Ultrasound shear wave elastography can be useful for assessing muscle pathology. The effect of anisotropy on shear wave elasticity estimates of skeletal muscle has been reported previously. However, muscle is inherently viscoelastic, and hence, tissue viscosity is also an important material parameter to assess. The goal of this study was to systematically quantify the effect of fiber pennation angle on shear wave viscoelasticity imaging estimates. Numerical phantom simulations of skeletal muscle-mimicking phantoms were analyzed. Anisotropic polyvinyl alcohol phantoms embedded with polysulfone fibers were developed to mimic the viscoelasticity and appearance of muscle in B-mode images. Shear wave dispersion analysis, assuming a Kelvin–Voigt model, was performed to estimate the shear modulus and viscosity of the phantoms along the fibers (in-plane) and across the fibers (cross-plane) with varying pennation angles (0°–30°).
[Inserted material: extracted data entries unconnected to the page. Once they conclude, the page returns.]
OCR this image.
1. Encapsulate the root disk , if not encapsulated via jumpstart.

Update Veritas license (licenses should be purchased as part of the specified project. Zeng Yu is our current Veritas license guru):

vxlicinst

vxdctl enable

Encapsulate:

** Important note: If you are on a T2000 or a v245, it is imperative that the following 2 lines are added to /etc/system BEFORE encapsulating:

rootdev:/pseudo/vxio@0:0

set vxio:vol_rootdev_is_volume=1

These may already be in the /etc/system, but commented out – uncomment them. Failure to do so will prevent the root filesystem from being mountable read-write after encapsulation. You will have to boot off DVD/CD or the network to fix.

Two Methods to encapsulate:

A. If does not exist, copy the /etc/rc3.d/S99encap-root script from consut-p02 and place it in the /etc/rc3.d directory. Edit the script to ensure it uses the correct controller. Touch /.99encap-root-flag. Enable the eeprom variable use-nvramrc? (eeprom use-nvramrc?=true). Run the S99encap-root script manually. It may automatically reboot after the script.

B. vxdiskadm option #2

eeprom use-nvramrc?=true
A decreasing trend was observed in shear modulus estimates with increasing fiber pennation angle in the in-plane orientation for all phantoms. Notably, simulations showed that viscosity estimates decreased with increasing angle. These results provide a systematic quantification of the effect of fiber pennation angle on viscoelastic estimates under controlled conditions, which will be useful for assessing the performance of shear wave viscoelasticity imaging approaches for muscle assessment.